Ainsi, afin d’aider les élèves à réussir, les conditions d’apprentissage et d’enseignement (l’un ne va pas sans l’autre) doivent être revues et bonifiées. Il faut en finir avec les remises en question systématiques de l’autorité des professeurs devant les élèves perturbateurs qui nuisent aux bonnes conditions d’apprentissage et d’enseignement. Les élèves et leurs professeurs (ainsi que les suppléants) ont le droit de travailler dans un climat serein et propice aux apprentissages.

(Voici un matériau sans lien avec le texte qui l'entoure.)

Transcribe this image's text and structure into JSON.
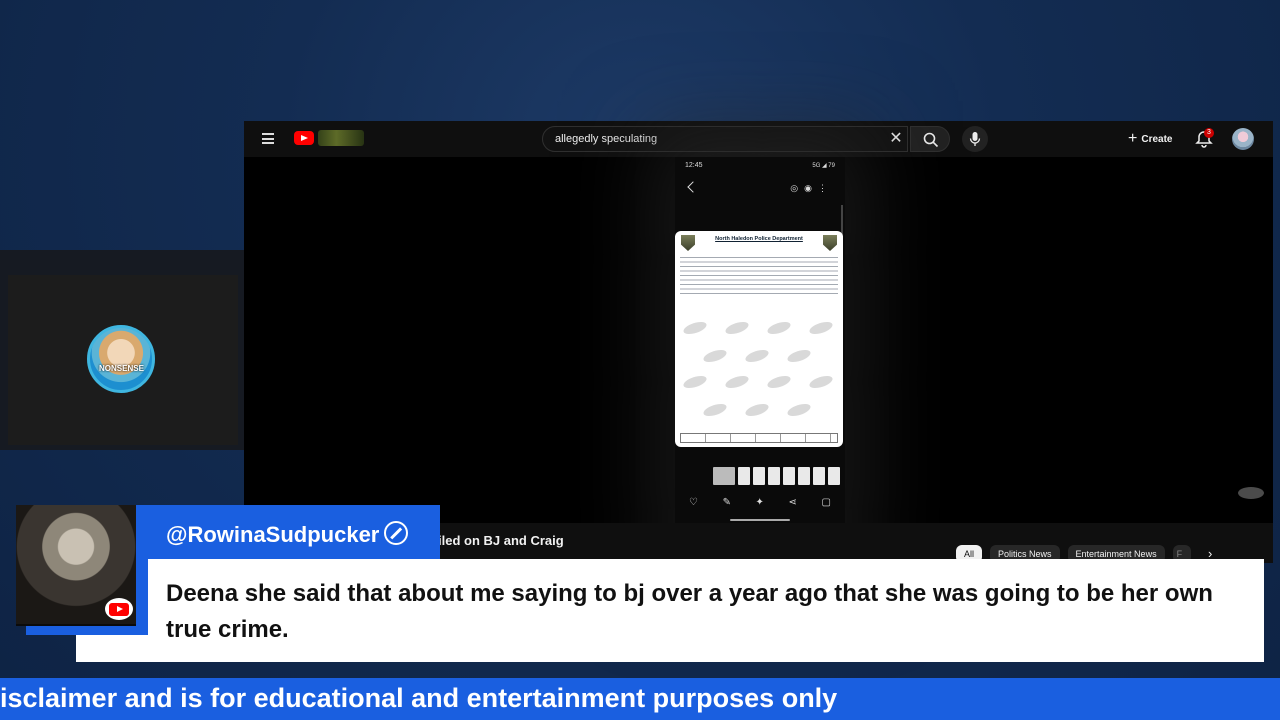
{
  "search": {
    "query": "allegedly speculating"
  },
  "topbar": {
    "create_label": "Create",
    "notification_count": "3"
  },
  "phone": {
    "status_time": "12:45",
    "status_right": "5G ◢ 79"
  },
  "document": {
    "title": "North Haledon Police Department"
  },
  "video": {
    "title_fragment": "iled on BJ and Craig"
  },
  "chips": [
    "All",
    "Politics News",
    "Entertainment News",
    "F"
  ],
  "chat": {
    "username": "@RowinaSudpucker",
    "message": "Deena she said that about me saying to bj over a year ago that she was going to be her own true crime."
  },
  "webcam": {
    "badge_text": "NONSENSE"
  },
  "ticker": {
    "text": "isclaimer and is for educational and entertainment purposes only"
  },
  "colors": {
    "accent_blue": "#1a5fe0",
    "youtube_red": "#ff0000",
    "background_navy": "#132c52"
  },
  "icons": [
    "hamburger-icon",
    "youtube-logo-icon",
    "clear-icon",
    "search-icon",
    "mic-icon",
    "plus-icon",
    "bell-icon",
    "moderator-icon",
    "chevron-right-icon"
  ]
}
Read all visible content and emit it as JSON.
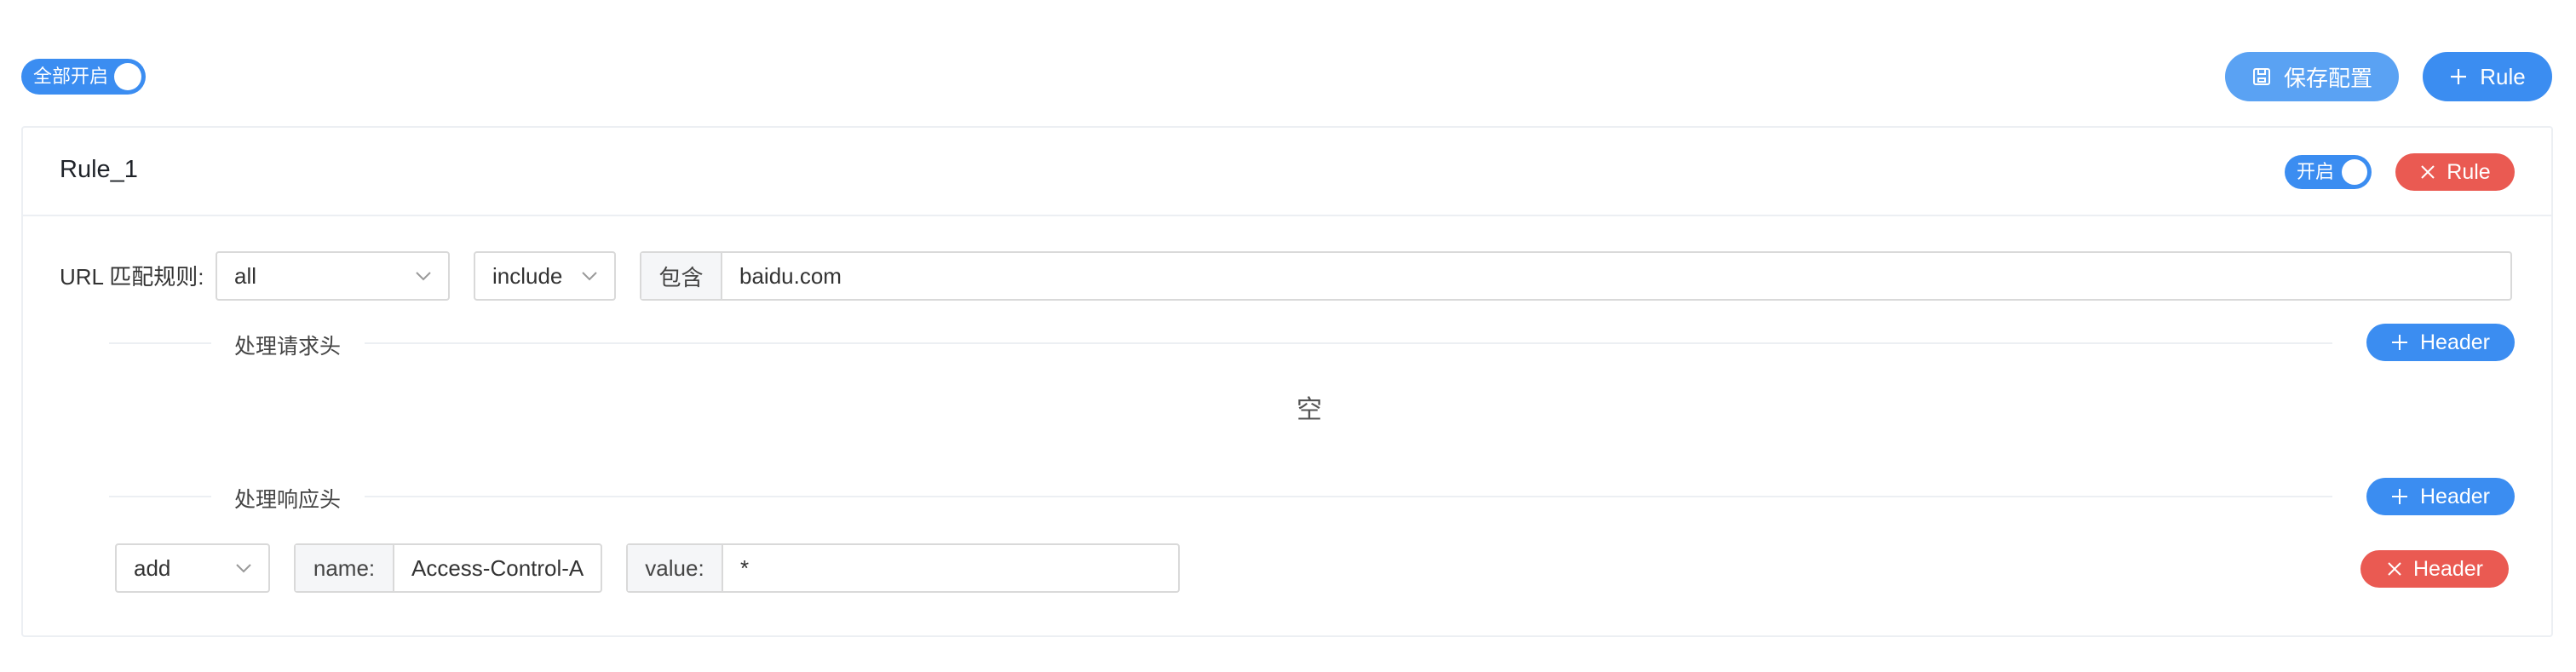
{
  "toolbar": {
    "all_toggle_label": "全部开启",
    "all_toggle_on": true,
    "save_label": "保存配置",
    "add_rule_label": "Rule"
  },
  "rule": {
    "title": "Rule_1",
    "toggle_label": "开启",
    "toggle_on": true,
    "delete_label": "Rule",
    "url_match_label": "URL 匹配规则:",
    "scope_value": "all",
    "mode_value": "include",
    "pattern_addon": "包含",
    "pattern_value": "baidu.com"
  },
  "request_headers": {
    "title": "处理请求头",
    "add_label": "Header",
    "empty_text": "空"
  },
  "response_headers": {
    "title": "处理响应头",
    "add_label": "Header",
    "rows": [
      {
        "action": "add",
        "name_addon": "name:",
        "name_value": "Access-Control-A",
        "value_addon": "value:",
        "value_value": "*",
        "delete_label": "Header"
      }
    ]
  },
  "colors": {
    "primary": "#3b8df1",
    "primary_light": "#5aa2f3",
    "danger": "#ea5a52",
    "border": "#d9d9d9"
  }
}
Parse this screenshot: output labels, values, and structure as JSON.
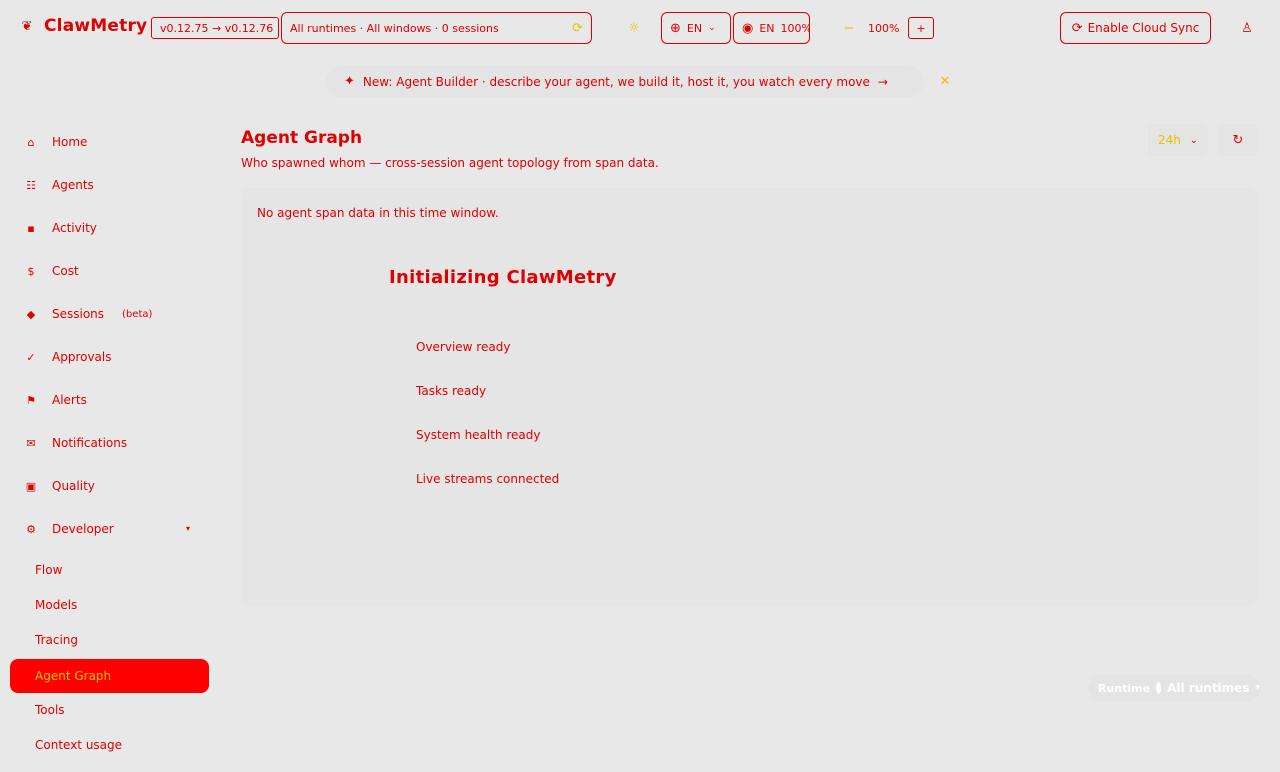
{
  "brand": {
    "name": "ClawMetry",
    "logo_icon": "❦"
  },
  "header": {
    "version": "v0.12.75 → v0.12.76",
    "runtime_selector": "All runtimes · All windows · 0 sessions",
    "theme_icon": "⟳",
    "activity_icon": "☼",
    "language_code": "EN",
    "language_flag": "EN",
    "zoom_minus_label": "100%",
    "zoom_value": "100%",
    "zoom_plus": "+",
    "cloud_sync_label": "Enable Cloud Sync"
  },
  "banner": {
    "icon": "✦",
    "text": "New: Agent Builder · describe your agent, we build it, host it, you watch every move",
    "arrow": "→",
    "close": "✕"
  },
  "sidebar": {
    "items": [
      {
        "label": "Home",
        "icon": "⌂"
      },
      {
        "label": "Agents",
        "icon": "☷"
      },
      {
        "label": "Activity",
        "icon": "▪"
      },
      {
        "label": "Cost",
        "icon": "$"
      },
      {
        "label": "Sessions",
        "icon": "◆",
        "badge": "(beta)"
      },
      {
        "label": "Approvals",
        "icon": "✓"
      },
      {
        "label": "Alerts",
        "icon": "⚑"
      },
      {
        "label": "Notifications",
        "icon": "✉"
      },
      {
        "label": "Quality",
        "icon": "▣"
      },
      {
        "label": "Developer",
        "icon": "⚙",
        "caret": "▾"
      }
    ],
    "developer_sub": [
      {
        "label": "Flow"
      },
      {
        "label": "Models"
      },
      {
        "label": "Tracing"
      },
      {
        "label": "Agent Graph"
      },
      {
        "label": "Tools"
      },
      {
        "label": "Context usage"
      }
    ]
  },
  "main": {
    "title": "Agent Graph",
    "subtitle": "Who spawned whom — cross-session agent topology from span data.",
    "range": "24h",
    "range_caret": "⌄",
    "refresh_icon": "↻",
    "empty_message": "No agent span data in this time window.",
    "init_title": "Initializing ClawMetry",
    "steps": [
      "Overview ready",
      "Tasks ready",
      "System health ready",
      "Live streams connected"
    ]
  },
  "runtime_pill": {
    "label": "Runtime",
    "value": "All runtimes",
    "caret": "▾"
  }
}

Assurons-nous que les élèves et les professeurs se sentent à l’aise dans l’accomplissement de leurs tâches respectives : apprendre et enseigner.

3 commentaires
  • Marguerite Paradis - Abonnée 2 février 2018 05 h 46

    LES GRANDS GROUPES

    Pourquoi les professeurEs ont accepté les « suggestions » de leurs syndicat et signer des conventions collectives qui contribuent à la déterioration de leurs conditions d'enseignement et, ricochet, les conditions d'apprentissage des étudiantEs?
    Les retraitéEs de l'éducation devraient aussi se poser quelques questions sur ce qu'ils ont contribué à créer.
    M.P.

    • Jean-François Laferté - Abonné 2 février 2018 15 h 49

      Madame,
      C’est mal connaître les demandes syndicales...Maintenant retraité,je peux vous dire que les groupes ont diminué depuis les dernières années.De plus,les conditions de 1983 lors de mon arrivée jusqu’à mon départ en 2015 ont grandement changé.Ce qui n’a pas changé c’est la vue à court terme des « ménisses »de l’éducation tous partis confondus sur le vécu quotidien des jeunes et des profs.L’éducation n’a été,n’est et ne sera une priorité gouvernementale:cela ne rapporte pas politiquement car nous travaillons sur le long terme..Oui,les syndicats ont parfois des torts msis dans le cas de l’éducation ils ont fait des progrès énormes et pour l’élève et pour les profs.Demandons maintenant aux parents et à la société de valoriser cette profession et de respecter l’autorité du prof qui instruit et socialise et laisse l’éducation aux chers parents de leurs chérubins.
      Jean-François Laferté
      Terrebonne

  • Hélène Boily - Abonnée 2 février 2018 09 h 15

    Climat en classe

    Vous avez tellement raison. J'ai vécu la même chose que vous il y a deux ans. Vous avez cité un exemple au primaire. En effet, un grand nombre d'élèves ont des "besoins particuliers" que l'enseignant.e seule n'arrive pas à gérer. Les TES occupés, la direction souvent malhabile, pas de lieu pour envoyer l'élève se calmer. Lorsqu'un enfant est aperçu dans le couloir, on rappelle à l'enseignante que l'enfant n'y est pas en sécurité. Message eu subtil: sécurisez les enfants sous votre regard entre 4 murs et si vous ne leur enseignez rien, ce n'est pas grave.